Because the hypercar would have so few moving parts, and its composite body wouldn’t rust, fatigue or dent, it could last indefinitely. But its software control system would be critical to performance. And, just as the computer industry is constantly upgrading its products and convincing consumers they need the upgrades, the car industry could do the same, Lovins says. “I think within a decade, the auto industry will have changed beyond recognition,” he says. Companies such as SKF will have to radically rethink their products and who their customers are. Hypercars will have far fewer bearings, but those will be more sophisticated and of higher value.
Lovins has captured the attention of politicians, business leaders and utility bigwigs. Publications as diverse as the Wall Street Journal and the new age Utne Reader have lauded him, placing him on their lists of those who wield the most influence in the auto industry. In part this is because Lovins is, as Brechin puts it, “a superb salesman.” For example, he has convinced U.S. utilities that there was more money to be earned in teaching their customers energy conservation and selling them the efficiency and attendant equipment than in selling them more electricity. Today, U.S. electric efficiency alone is a business worth $5 billion a year.
Lovins has also figured out how to save energy in big motor systems. His portfolio of 35 improvements includes prematurely replacing current motors with super-efficient ones. That’s good news for SKF. The bearings in the super-efficient motors are likely to be of high added value and top of the line – and to have profit margins to match.

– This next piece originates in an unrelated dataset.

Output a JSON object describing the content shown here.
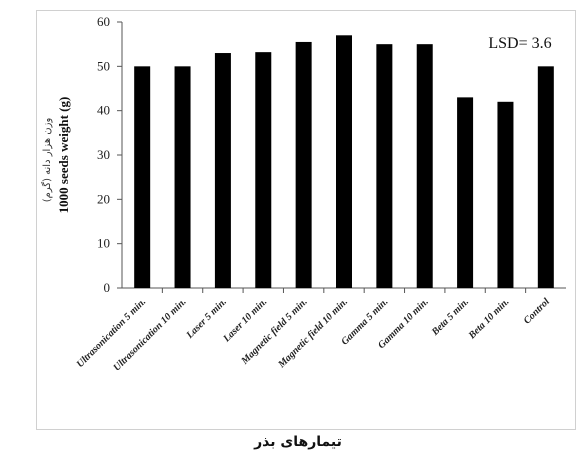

Lovins travels nearly half the time, leaving his base in Snowmass, Colorado, for locales as diverse as Japan and South Africa. His schedule, on a recent trip to Ukraine, was described in an institute publication as being enough to slay a rock star. However, few rock stars have Lovins’ staying power or ability to offer fresh material.
“To have a radically new perspective is not easy,” says Brechin. “He’s able to take a concept and turn it 180 degrees. It’s very inspiring.”